Erste geschichtliche Anhaltspunkte für Hainichen findet man 1378 im Sammelband der sächsischen Geschichtsforschung.

Am Anfang des 14. Jahrhunderts erfolgte die Besiedlung durch des Grafen Wiprecht von Groitzsch. Die ersten Bewohner waren landlose Bauern aus Franken und Sorben aus dem ostelbischen Raum.

Hainichen
1576 wurde in Hainichen das Rittergut Hainichen erstmals erwähnt.

Zu Hainichen gehört eine Dorfkirche.
Die Kirche ist ein Saalbau um 1700 mit quadratischem Turm.

Um 1840 zählte das Dorf außer dem Rittergut vier Pferdner, zwölf Hintersässer und neun Viertelhufengut Besitzer auf.

Hainichen besaß eine Schänke, eine Schmiede, einen gemeindeeigenen Steinbruch sowie auch eine Bockwindmühle, die man an der Straße von Trages am Ortseingang von Hainichen finden konnte.

1930 wurden 418 Einwohner gezählt. Jüngere Bürger zogen in den sechziger Jahren in Neubauten des Ortes Kitzscher und der Stadt Borna.

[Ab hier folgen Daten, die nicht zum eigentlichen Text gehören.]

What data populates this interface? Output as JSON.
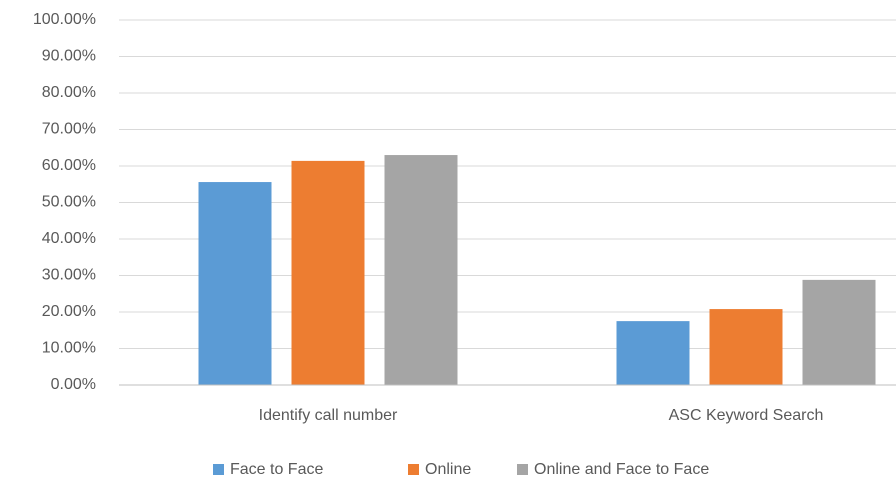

Nach 1990 sind bestehende Häuser saniert und neue gebaut worden, beispielgebend sei die Siedlung "An der Schmiede". Eine Verjüngung des Ortes wurde besiegelt, wodurch der Ort wieder 483 Einwohner zählte.

Ein kleines Gewerbegebiet trägt zur wirtschaftlichen Entwicklung bei.

1998 wurde Hainichen in die Stadt Kitzscher eingemeindet.